Restorative and responsible forest management can not only help solve the climate crisis, it can provide a perpetual supply of renewable materials and a base for stable employment.
While there is no simple, one-size-fits-all answer as to how best to manage forests for carbon, in general:
- Older forests store more carbon and trees that are allowed to grow older sequester more carbon, so rotations (intervals between harvests) should be lengthened and harvest rates should be reduced
- Forests that are managed less intensively (e.g. smaller clearcuts, more live-tree retention, wider riparian buffers) release less carbon than forests that are managed more intensively (e.g. industrial tree farms that rely on large, frequent clearcuts and applications of GHG-emitting fertilizers)
- Forests that are managed as ecosystems rather than monocultures are more resistant to wild fire and more resilient in the face of inevitable climate change — so unnatural tree plantations should be managed toward a more natural condition
Want to better understand how climate-friendlier forestry can increase carbon storage? Here is an analogy that can help.

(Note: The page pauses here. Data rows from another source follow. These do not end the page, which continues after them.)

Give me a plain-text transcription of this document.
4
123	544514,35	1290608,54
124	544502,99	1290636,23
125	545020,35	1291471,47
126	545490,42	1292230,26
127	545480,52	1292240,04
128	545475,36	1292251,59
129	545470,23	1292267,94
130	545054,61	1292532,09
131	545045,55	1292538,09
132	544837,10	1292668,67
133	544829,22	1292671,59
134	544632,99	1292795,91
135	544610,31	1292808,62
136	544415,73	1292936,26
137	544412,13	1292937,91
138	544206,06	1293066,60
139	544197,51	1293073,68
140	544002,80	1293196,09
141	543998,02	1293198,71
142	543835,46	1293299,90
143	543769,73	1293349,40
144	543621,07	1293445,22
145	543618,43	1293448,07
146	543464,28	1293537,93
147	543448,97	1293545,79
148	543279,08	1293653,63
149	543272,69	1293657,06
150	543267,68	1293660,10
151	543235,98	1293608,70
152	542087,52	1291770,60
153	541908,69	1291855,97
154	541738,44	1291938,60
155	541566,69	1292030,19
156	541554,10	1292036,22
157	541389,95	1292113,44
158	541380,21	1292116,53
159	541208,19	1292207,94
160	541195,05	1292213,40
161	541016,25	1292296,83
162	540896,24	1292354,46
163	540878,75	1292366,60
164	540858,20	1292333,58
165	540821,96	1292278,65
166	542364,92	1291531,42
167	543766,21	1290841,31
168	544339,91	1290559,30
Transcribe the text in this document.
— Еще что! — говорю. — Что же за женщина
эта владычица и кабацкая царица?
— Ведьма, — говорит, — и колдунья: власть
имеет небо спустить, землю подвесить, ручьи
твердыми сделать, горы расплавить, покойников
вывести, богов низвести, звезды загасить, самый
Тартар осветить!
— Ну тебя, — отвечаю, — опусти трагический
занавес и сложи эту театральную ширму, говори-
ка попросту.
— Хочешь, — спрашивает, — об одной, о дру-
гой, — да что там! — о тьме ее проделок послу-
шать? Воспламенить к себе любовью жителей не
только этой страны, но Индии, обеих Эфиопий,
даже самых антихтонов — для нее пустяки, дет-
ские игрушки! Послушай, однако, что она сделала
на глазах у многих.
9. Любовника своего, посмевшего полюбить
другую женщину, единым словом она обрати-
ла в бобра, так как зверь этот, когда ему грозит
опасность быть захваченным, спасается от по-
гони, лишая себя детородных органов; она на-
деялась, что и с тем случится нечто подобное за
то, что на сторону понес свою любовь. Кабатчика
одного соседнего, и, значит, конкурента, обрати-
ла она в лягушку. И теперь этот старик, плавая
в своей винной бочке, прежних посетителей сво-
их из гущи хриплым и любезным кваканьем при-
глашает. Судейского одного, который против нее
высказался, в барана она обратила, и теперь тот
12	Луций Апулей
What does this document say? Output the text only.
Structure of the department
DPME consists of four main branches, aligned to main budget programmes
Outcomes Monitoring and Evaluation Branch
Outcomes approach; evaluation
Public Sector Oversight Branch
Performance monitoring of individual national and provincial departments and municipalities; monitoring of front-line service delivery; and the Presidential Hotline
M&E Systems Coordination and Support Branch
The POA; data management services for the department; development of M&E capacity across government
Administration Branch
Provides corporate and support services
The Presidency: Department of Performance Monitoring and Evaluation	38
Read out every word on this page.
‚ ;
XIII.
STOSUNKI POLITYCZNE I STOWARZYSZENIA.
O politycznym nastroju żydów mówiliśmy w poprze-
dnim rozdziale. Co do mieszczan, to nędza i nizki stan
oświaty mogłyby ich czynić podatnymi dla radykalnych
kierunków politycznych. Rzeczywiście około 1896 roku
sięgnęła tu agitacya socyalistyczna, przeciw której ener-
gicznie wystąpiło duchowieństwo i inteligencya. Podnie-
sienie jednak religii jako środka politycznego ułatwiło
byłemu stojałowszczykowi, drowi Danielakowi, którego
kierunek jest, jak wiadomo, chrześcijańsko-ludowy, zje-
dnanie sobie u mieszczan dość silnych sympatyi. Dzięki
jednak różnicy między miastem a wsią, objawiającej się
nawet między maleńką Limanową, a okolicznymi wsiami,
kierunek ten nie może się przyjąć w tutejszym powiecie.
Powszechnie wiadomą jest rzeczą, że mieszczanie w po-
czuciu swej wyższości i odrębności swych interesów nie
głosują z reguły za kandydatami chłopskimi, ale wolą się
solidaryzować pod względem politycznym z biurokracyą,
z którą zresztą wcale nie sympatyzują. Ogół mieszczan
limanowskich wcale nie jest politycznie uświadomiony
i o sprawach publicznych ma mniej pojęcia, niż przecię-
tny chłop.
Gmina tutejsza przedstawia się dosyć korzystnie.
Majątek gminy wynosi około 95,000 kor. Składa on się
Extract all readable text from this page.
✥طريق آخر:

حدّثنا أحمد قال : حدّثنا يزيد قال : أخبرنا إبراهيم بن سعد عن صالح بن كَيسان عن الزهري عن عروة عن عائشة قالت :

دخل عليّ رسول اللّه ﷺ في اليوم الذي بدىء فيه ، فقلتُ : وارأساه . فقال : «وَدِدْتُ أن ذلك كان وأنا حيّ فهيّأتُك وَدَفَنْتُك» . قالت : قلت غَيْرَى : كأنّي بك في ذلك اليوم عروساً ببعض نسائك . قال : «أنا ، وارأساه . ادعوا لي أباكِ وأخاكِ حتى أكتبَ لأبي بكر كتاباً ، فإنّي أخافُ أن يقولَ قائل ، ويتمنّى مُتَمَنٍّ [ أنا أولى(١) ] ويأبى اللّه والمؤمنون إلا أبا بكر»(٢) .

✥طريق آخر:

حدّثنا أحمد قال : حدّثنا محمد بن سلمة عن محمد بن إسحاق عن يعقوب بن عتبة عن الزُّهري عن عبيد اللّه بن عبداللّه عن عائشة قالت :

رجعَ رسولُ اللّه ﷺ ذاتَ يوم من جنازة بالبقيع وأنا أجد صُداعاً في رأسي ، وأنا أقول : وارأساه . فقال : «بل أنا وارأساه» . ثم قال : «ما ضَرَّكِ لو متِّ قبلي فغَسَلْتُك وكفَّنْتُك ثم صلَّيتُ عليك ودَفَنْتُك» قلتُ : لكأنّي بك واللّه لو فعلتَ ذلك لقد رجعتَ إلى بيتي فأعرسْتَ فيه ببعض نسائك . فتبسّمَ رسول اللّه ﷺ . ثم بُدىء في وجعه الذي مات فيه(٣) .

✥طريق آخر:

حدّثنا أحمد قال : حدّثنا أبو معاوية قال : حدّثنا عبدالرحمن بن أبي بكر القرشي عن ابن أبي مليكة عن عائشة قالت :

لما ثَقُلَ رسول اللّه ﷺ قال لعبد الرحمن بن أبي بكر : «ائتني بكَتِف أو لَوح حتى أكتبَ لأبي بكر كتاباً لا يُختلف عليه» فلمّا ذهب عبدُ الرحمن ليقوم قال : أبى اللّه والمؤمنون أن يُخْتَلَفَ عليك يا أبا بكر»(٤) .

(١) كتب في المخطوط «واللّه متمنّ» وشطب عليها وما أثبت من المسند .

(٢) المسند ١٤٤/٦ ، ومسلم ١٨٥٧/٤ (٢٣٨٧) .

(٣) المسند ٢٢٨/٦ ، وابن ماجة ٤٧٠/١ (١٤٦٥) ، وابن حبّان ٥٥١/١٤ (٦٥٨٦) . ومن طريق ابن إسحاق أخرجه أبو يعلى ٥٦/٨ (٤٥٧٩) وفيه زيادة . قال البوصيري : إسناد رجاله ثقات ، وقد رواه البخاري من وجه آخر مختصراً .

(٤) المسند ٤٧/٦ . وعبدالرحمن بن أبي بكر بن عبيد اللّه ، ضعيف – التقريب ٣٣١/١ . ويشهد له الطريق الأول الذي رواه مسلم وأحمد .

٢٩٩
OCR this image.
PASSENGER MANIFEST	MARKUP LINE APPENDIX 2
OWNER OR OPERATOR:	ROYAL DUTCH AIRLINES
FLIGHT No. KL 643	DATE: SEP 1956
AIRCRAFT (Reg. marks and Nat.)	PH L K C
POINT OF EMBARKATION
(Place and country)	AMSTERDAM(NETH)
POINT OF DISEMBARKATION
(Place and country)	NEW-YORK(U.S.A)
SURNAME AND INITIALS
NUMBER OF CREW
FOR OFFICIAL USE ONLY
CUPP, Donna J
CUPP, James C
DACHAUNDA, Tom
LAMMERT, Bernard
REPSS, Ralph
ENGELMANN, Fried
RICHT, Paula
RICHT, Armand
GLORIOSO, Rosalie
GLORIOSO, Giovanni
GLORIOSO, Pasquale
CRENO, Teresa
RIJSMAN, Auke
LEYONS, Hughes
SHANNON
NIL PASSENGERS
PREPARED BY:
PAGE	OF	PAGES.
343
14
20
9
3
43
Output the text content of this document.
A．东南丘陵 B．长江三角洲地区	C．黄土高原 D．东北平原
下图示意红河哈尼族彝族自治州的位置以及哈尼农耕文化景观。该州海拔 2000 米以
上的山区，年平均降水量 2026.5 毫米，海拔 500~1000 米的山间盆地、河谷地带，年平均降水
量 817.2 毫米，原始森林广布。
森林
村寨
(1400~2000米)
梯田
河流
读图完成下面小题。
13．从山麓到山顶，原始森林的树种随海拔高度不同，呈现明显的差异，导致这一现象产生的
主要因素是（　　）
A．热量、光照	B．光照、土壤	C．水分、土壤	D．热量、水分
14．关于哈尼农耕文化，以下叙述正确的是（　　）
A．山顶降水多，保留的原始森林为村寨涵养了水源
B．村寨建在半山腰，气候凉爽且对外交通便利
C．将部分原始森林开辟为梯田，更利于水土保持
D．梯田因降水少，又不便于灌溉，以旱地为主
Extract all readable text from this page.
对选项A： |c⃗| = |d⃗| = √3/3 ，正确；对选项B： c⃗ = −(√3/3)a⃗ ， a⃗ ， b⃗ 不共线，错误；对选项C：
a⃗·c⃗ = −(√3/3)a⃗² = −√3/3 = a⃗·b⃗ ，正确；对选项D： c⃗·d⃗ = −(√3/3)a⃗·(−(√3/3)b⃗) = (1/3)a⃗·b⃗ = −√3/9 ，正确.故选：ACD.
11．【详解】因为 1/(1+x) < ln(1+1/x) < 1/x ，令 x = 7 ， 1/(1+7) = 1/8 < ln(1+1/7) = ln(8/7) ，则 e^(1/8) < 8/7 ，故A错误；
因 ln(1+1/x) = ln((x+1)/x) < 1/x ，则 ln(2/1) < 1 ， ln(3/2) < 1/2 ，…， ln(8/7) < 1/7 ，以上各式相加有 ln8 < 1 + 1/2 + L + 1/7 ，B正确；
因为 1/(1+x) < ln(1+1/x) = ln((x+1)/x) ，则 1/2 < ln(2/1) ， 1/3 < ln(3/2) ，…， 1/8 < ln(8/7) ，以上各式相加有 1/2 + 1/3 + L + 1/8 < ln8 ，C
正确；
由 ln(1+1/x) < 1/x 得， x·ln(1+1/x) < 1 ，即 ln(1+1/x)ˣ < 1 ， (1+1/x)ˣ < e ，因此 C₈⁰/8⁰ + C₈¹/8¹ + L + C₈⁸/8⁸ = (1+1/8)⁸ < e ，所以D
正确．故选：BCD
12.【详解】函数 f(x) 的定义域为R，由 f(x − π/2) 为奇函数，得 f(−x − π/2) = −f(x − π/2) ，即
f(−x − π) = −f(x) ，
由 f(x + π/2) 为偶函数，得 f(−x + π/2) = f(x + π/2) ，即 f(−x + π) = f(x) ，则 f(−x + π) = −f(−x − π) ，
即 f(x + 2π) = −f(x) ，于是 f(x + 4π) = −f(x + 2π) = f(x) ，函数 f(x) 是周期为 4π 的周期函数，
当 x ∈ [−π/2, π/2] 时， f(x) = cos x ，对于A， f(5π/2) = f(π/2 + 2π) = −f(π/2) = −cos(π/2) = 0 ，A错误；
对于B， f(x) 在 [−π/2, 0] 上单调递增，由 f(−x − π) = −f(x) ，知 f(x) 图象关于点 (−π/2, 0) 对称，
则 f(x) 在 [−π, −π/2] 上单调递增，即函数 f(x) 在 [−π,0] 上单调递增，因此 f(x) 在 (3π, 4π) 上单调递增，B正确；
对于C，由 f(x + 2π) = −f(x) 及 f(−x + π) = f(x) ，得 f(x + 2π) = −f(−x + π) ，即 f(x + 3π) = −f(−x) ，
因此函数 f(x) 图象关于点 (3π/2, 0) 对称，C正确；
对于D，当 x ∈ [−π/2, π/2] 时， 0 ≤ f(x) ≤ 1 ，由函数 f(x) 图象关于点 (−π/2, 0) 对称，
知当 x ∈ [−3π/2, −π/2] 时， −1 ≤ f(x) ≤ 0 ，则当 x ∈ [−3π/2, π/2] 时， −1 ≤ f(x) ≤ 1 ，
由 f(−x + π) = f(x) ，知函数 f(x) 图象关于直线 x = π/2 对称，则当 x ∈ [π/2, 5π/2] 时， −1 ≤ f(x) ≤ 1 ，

Forest Stewardship Council (FSC) certification provides an independent mechanism to identify and reward climate-friendlier forestry. A 2018 study shows that FSC-certified forests in Oregon and Washington not only store more carbon, over time they produce more wood.
When it comes to the carbon impacts of forestry, context is everything. If we start with…
- an old forest, protection is best
- a young and/or degraded forest, managing toward a healthier, older condition is best
- cleared or clearcut land, reforestation or afforestation is best
Business-as-usual, industrial forestry is NOT the answer when it comes to combatting climate change.